Mundurowi pomogli młodemu mężczyźnie, który na moście rzeki Oława chciał targnąć się na swoje życie. Dzięki empatii, długiej rozmowie i zdecydowanej reakcji funkcjonariuszy nastolatek został odciągnięty w bezpieczne miejsce i przekazany pod opiekę lekarzy.
Funkcjonariusze oławskiej policji, niezależnie od pełnionej funkcji, zawsze muszą być gotowi na wszystko – od patrolu ulic po walkę o ludzkie życie. Tak było w miniony czwartek około godz. 22:30, gdy rodzina zgłosiła, że ich 17-letni syn w kryzysie emocjonalnym wyszedł na most i nie chciał z nikim rozmawiać.

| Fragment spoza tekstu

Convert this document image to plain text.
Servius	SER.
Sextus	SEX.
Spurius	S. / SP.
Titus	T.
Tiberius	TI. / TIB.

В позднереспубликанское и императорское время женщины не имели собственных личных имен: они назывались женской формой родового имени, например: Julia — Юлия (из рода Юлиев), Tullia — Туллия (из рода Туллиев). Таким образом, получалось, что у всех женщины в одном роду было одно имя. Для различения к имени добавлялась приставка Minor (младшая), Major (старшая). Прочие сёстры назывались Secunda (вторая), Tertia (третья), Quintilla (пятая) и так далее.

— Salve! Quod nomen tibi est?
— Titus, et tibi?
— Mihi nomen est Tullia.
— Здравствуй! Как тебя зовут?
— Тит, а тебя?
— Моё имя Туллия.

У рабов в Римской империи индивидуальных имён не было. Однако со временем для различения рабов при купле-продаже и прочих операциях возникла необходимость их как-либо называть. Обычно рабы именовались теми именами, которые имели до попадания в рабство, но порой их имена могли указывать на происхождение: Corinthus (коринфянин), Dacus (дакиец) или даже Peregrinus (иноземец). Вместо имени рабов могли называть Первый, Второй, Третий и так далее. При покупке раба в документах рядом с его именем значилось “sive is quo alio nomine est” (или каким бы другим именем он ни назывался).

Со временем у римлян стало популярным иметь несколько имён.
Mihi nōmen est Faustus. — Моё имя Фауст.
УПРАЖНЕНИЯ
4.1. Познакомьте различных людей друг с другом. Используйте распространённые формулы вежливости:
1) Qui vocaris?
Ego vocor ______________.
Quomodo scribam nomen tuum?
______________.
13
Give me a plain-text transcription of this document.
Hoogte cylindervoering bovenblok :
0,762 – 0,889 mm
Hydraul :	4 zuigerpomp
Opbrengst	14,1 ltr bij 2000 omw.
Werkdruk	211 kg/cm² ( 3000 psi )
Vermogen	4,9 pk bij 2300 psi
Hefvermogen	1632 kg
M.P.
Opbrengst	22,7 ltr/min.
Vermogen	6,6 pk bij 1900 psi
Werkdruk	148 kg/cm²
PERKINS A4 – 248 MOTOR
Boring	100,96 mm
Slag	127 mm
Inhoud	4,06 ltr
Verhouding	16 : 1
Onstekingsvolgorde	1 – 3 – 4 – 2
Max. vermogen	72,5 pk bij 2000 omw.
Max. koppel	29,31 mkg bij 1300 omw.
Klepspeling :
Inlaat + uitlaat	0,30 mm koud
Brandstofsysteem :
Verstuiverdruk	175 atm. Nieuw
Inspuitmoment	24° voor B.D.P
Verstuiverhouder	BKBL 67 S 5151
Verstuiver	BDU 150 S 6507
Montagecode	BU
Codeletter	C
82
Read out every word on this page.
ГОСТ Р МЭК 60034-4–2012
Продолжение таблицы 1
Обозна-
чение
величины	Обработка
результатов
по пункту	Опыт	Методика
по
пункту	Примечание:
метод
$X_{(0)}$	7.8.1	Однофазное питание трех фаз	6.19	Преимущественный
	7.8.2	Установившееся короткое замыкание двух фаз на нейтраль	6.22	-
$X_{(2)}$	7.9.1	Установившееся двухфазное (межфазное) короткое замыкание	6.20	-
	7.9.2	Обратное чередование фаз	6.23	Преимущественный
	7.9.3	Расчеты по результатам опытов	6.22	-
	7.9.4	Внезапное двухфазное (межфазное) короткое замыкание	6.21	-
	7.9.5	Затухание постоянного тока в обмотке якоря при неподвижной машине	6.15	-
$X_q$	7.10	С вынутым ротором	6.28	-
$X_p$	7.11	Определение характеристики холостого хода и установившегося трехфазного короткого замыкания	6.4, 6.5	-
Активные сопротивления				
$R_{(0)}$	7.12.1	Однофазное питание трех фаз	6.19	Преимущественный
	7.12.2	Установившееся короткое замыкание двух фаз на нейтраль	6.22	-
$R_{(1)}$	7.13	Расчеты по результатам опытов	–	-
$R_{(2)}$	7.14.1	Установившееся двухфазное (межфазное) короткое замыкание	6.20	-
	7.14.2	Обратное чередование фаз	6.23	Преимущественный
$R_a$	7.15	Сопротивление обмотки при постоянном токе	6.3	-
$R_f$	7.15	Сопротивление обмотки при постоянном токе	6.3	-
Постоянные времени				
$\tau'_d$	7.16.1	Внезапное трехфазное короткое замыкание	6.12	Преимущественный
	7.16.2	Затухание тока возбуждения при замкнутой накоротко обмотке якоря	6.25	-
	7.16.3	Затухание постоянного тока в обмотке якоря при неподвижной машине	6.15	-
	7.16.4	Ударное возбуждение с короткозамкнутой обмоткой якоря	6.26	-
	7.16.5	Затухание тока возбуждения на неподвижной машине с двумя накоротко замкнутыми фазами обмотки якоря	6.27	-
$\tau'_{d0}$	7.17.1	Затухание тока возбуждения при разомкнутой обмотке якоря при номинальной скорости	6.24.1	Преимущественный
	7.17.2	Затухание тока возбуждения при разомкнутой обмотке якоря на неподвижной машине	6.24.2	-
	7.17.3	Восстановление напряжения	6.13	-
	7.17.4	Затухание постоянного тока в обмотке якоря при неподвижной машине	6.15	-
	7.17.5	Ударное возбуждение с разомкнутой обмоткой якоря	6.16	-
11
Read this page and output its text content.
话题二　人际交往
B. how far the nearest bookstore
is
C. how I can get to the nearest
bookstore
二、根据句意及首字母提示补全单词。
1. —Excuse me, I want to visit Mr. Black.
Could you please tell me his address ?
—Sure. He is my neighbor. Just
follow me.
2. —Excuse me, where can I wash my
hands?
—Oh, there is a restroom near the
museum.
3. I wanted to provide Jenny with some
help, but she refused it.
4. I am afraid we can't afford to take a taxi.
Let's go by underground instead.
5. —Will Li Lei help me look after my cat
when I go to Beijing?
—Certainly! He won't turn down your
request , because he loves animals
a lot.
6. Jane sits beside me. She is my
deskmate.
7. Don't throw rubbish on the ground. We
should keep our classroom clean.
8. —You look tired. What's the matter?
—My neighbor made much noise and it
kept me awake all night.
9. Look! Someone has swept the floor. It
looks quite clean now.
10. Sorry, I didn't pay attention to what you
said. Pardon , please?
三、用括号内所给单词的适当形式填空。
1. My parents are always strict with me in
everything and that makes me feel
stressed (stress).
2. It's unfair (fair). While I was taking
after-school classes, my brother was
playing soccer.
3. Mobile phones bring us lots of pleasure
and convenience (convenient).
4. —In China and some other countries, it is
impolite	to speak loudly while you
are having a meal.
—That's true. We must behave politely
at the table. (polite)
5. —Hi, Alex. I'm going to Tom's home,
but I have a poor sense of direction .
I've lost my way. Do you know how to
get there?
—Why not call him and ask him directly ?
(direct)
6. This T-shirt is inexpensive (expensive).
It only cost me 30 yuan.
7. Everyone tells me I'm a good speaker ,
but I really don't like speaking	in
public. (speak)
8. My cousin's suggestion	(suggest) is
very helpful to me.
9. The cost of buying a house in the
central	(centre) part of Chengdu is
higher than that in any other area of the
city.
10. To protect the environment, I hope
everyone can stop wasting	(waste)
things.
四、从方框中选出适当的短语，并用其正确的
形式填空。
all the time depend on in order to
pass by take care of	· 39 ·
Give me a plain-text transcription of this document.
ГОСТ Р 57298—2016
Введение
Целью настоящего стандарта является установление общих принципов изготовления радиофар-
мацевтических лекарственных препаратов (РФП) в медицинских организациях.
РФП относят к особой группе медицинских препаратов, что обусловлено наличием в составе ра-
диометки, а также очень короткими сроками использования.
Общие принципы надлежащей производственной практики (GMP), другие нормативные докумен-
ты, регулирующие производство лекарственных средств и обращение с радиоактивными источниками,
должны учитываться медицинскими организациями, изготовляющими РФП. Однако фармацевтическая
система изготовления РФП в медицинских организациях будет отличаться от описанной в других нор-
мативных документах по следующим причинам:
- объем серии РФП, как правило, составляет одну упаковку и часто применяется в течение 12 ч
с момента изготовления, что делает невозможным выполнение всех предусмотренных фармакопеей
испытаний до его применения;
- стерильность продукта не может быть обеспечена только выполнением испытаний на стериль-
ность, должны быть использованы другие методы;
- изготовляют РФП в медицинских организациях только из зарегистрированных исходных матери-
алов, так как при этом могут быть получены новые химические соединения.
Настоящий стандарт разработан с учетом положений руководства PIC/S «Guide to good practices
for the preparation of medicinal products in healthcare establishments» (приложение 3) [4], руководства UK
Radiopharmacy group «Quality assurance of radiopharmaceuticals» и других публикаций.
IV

Policjanci natychmiast udali się na miejsce. Choć kontakt z nastolatkiem był początkowo bardzo trudny, mundurowi okazali ogromne zrozumienie i cierpliwość. Rozmowa trwała długo, ale pozwoliła nawiązać więź i wzbudzić zaufanie chłopca. W gotowości był już drugi patrol, a dzięki współpracy i zdecydowanej reakcji policjantów 17-latek bezpiecznie zszedł z mostu.
Rodzina nastolatka wykazała się ogromną czujnością, a dzięki szybkiemu wezwaniu służb młody człowiek na czas otrzymał niezbędną pomoc.